Aquí entran de nuevo en juego las enseñanzas que el maestro Fontana extrae de la casi centenaria Revolución Rusa: si el poder establecido no siente miedo nunca dará su brazo a torcer, nunca cederá en sus pretensiones. Por eso es tan necesario que la gente decente gobierne las instituciones, sin descuidar la calle y el trabajo imprescindible de los movimientos sociales. Si Pablo Iglesias llega a ser presidente del gobierno, si Íñigo Errejón, Alberto Garzón, Tania Sánchez, Carolina Bescansa, Luis Alegre, Joan Coscubiela, Mònica Oltra, Gemma Ubasart, Manuela Carmena, Ada Colau, Xulio Ferreiro, Kichi, etc. gobiernan las instituciones, al poder establecido le temblarán las piernas y no tendrán más remedio que quitar el pie del acelerador.

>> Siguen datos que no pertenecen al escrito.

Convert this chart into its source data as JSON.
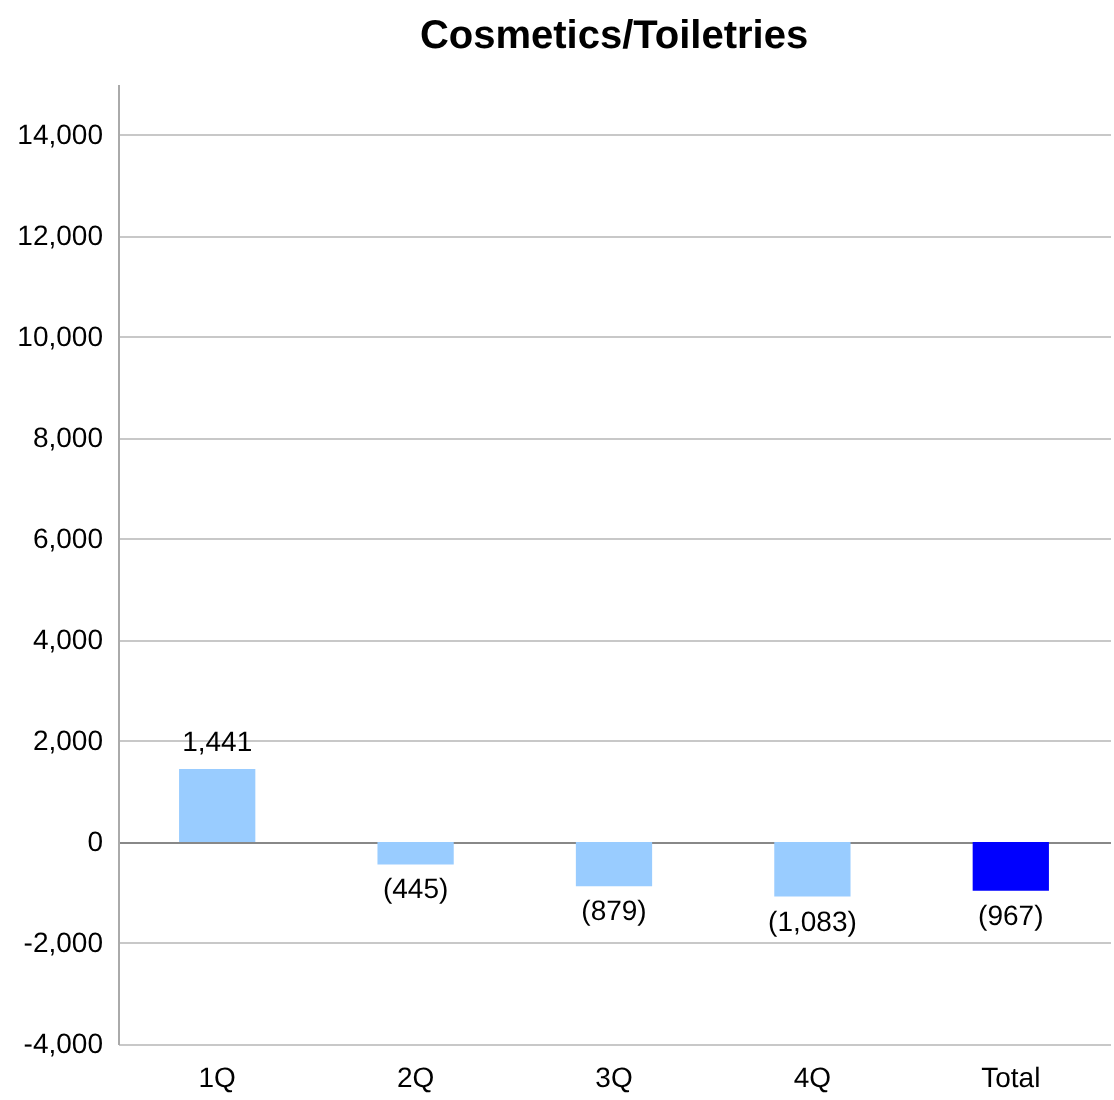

No lo digo yo, lo dice la historia. Porque no lo olvidemos: demasiada gente lleva demasiado tiempo sufriendo. Tsipras ha demostrado que con voluntad política es posible devolver el poder al pueblo.

Por todo ello es tan importante que desde hoy hasta el día en que se celebren las elecciones generales no cometamos ningún error. Porque no lo olvidemos: a nosotros no se nos perdonará el más mínimo patinazo, mientras que a ellos se les ha permitido todo durante demasiado tiempo. Trabajemos, reflexionemos y actuemos con cautela pero con valentía y determinación. Quizá solamente tengamos una oportunidad, y no podemos dejarla escapar.